Mariah Parker has assembled a cast of seriously talented and thoughtful players for her Sangria release, a thoroughly engaging foray into what World music fusions always should be. Ironically enough, she included Paul McCandless, Oregon's winds player, to join in. Foremost in her backing ensemble, though, is guitarist Matthew Montfort, whom I'm also reviewing this month (here), and the match is very well suited along with players crafting a dauntingly skilled demonstration of tabla, bansuri, sarangi, cello, and other exotica (well, to Western ears, anyway). The manner in which all these players come together to generate Parker's intricately artificed compositions is tributary of her prowess on several levels.
As a piano player, Parker tends to accompaniment more than stand-out leadwork, though she will take the spotlight every so often. Thus, she's more at one with the rhythm section, occupying a mid-zone between recessed elements and front men. This makes the rhythm players extraordinarily effusive, a veritable jungle through which the rest of the instrumental voices weave and vault.
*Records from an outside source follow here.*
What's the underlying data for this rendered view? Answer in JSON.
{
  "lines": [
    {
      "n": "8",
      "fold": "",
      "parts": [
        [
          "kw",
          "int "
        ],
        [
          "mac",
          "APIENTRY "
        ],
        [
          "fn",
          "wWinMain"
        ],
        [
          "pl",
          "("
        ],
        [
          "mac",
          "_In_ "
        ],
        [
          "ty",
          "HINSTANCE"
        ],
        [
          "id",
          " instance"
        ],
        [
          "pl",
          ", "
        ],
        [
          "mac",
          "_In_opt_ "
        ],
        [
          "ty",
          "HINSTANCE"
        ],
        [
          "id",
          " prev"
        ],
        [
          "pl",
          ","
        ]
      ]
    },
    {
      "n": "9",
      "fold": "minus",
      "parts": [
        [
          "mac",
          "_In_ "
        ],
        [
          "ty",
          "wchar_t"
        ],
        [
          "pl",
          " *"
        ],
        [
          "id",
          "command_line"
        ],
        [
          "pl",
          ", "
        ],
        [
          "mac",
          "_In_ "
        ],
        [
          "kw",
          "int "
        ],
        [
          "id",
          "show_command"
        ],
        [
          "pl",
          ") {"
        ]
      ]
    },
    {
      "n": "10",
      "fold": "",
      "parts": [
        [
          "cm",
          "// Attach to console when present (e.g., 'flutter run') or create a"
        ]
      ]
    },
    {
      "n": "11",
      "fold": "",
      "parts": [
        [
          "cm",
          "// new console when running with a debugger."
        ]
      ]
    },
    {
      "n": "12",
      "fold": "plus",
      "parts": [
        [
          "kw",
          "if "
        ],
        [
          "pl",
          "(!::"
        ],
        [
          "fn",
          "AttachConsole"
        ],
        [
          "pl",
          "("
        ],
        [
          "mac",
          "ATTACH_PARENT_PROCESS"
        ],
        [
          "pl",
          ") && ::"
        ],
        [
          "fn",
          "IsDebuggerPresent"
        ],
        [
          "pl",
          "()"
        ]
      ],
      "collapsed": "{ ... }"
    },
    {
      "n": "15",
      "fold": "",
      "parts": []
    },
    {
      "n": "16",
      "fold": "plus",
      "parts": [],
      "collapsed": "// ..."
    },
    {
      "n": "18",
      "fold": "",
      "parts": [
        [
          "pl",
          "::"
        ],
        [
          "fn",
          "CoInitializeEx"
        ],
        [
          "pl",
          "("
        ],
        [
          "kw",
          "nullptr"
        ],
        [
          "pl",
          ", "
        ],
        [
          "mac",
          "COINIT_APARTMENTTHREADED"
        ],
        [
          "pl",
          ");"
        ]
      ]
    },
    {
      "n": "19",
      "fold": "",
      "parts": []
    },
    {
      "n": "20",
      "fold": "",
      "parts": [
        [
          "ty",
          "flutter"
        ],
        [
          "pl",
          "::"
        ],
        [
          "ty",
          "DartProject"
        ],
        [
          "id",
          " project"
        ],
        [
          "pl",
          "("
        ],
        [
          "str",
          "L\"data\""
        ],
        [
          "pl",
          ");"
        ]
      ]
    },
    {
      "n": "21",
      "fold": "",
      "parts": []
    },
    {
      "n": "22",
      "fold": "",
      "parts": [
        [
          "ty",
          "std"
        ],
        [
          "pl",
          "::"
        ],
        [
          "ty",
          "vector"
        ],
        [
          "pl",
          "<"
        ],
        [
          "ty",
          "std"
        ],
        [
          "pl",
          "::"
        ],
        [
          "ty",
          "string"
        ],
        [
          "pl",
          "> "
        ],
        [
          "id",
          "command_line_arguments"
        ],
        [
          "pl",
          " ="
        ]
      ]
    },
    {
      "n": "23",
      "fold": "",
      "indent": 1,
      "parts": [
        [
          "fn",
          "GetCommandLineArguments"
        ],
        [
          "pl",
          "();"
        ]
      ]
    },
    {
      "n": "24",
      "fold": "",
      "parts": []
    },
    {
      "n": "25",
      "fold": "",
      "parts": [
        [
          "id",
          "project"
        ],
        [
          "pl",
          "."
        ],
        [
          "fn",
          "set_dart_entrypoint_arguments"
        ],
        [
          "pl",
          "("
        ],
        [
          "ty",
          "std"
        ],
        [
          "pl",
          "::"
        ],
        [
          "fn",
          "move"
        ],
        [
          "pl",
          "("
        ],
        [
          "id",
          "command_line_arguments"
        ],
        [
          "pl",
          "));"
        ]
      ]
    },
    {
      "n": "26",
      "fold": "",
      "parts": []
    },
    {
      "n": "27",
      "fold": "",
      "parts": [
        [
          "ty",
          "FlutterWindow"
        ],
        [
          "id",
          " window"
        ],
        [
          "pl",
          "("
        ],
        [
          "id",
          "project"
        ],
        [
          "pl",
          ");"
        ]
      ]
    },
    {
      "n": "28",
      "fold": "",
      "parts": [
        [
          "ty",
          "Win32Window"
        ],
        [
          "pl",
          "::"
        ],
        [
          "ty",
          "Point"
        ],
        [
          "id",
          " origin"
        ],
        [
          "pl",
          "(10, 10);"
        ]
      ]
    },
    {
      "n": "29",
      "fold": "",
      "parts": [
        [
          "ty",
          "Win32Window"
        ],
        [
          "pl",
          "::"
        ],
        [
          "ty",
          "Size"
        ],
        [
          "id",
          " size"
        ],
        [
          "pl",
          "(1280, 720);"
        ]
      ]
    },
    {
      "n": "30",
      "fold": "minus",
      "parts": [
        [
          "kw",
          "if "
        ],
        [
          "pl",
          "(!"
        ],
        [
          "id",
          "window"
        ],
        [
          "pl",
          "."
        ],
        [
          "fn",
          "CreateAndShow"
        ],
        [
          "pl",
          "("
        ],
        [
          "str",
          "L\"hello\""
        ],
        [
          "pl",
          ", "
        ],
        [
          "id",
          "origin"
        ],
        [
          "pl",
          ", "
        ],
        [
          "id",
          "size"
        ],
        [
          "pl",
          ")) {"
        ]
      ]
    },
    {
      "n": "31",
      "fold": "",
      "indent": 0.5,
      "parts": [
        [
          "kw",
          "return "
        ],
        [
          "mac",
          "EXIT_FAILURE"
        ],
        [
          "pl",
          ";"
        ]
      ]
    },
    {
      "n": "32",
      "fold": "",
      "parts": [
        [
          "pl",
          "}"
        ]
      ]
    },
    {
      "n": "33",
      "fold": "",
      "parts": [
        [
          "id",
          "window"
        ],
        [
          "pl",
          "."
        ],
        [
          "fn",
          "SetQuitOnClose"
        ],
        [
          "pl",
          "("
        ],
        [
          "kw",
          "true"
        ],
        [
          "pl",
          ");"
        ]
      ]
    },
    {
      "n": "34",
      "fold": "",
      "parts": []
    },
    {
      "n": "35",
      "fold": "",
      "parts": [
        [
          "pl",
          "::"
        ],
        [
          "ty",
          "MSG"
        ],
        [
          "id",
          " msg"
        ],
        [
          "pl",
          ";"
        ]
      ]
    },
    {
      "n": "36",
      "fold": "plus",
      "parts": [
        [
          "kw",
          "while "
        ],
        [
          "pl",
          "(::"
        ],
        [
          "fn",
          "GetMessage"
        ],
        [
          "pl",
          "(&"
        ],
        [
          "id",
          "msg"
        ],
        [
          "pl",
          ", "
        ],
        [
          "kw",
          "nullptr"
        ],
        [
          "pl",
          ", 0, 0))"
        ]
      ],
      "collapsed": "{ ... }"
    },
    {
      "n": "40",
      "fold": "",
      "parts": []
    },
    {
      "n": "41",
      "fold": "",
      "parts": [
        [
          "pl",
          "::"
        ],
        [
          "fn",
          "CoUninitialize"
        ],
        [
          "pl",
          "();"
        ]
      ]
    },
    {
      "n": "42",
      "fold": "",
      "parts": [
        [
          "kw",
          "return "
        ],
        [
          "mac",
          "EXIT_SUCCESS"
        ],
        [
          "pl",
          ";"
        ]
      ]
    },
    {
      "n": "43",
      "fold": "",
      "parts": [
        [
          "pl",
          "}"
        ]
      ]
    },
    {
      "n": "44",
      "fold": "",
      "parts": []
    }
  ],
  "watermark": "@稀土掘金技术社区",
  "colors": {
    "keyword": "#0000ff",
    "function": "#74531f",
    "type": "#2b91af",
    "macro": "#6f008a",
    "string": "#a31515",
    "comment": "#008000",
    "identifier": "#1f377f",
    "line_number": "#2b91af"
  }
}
Think of her as a sort of Barbara Thompson and you'll have a beginning idea as to arrangement skills. But it's the welter of interlocking lines that carry the headiest reward, a milieu where everyone nails down their position and then stamps each line with authority, gusto, and personality.
I was in no way prepared for this CD to be as good as it is. As is the case with many great World collections, the music's one long run of great craftsmanship with sundry permutations, shifts, and inflections. No one, but no one, will ever ace Oregon, but Sangria and Mariah Parker stand high just below them.